The summary of the model indicates that the slope of the relationship between year and logN is 0.2359637. Therefore, the per capita growth rate (\(R\)) is 0.236 and the population multiplication rate (\(\lambda\)) is 1.236.

This suggests that the number of breeding pairs is indeed growing exponentially over the time period studied, with a specific rate of increase. Understanding this rate is crucial for conservation efforts, because it provides insights into the population’s resilience, its demands on the ecosystem, and how it might respond to future changes in environmental conditions or conservation policies.

26.3 Continuous time model

In contrast to the discrete time model, the continuous time model allows us to understand population growth without the constraint of clear time intervals. This is particularly useful for studying populations that don’t have breeding seasons or for those that experience continuous births and deaths (e.g. bacteria, humans).

The starting point for the continuous time model is the intrinsic rate of increase, \(r\). This is defined as: \(r = ln(\lambda)\) which is the same as saying \(r = ln(N_{t+1}/N_t)\)

We say that \(r = ln(\lambda)\) “r is the natural log of lambda”.

Here, \(\lambda\) is the population multiplication rate, as discussed in the discrete time model section.
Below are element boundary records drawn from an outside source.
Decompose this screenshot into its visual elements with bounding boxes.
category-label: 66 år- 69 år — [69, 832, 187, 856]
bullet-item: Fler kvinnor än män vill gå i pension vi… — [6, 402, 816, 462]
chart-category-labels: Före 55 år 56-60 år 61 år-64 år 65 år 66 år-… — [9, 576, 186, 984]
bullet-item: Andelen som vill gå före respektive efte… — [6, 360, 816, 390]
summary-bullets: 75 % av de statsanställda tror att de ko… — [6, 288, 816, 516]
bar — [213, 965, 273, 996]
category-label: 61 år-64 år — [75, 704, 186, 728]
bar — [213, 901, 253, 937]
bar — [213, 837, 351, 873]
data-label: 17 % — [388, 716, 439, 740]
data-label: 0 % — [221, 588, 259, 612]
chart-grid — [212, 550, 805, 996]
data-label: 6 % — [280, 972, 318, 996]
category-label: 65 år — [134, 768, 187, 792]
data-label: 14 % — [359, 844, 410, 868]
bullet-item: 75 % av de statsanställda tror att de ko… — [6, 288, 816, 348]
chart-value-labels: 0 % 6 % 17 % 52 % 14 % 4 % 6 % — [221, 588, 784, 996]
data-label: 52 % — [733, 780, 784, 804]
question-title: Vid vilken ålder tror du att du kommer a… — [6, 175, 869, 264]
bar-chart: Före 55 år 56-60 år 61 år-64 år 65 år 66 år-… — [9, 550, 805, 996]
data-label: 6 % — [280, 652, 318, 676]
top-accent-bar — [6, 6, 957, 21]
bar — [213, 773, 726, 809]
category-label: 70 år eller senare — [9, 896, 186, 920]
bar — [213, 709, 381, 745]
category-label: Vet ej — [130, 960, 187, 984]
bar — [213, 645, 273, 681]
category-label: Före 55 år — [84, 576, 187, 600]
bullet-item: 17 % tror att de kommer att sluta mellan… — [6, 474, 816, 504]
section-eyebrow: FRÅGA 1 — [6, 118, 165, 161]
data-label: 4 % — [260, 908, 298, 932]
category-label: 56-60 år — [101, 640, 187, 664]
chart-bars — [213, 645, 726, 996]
The natural logarithm of \(\lambda\) gives us \(r\), which can be interpreted as the rate of population growth per unit time when resources are unlimited.

To back-transform from a natural log, we use the exponential. Therefore, \(\lambda = e^r\): “lambda is the exponential of r”.

This allows us to relate \(\lambda\) and \(r\) directly. From the discrete model (above), we know that \(\lambda = 1 + R\), so:

\(1+R = e^r\)

\(R = e^r - 1\)

26.3.1 Zero population growth

When the population is steady with zero growth, \(r = 0\) and \(\lambda = 1\). It’s important to note that the relationship \(\lambda = r + 1\) only holds true when the population is not growing or shrinking. This is a special case and should not be generalised. Do not make the common mistake to think that \(\lambda\) is simply \(r + 1\)!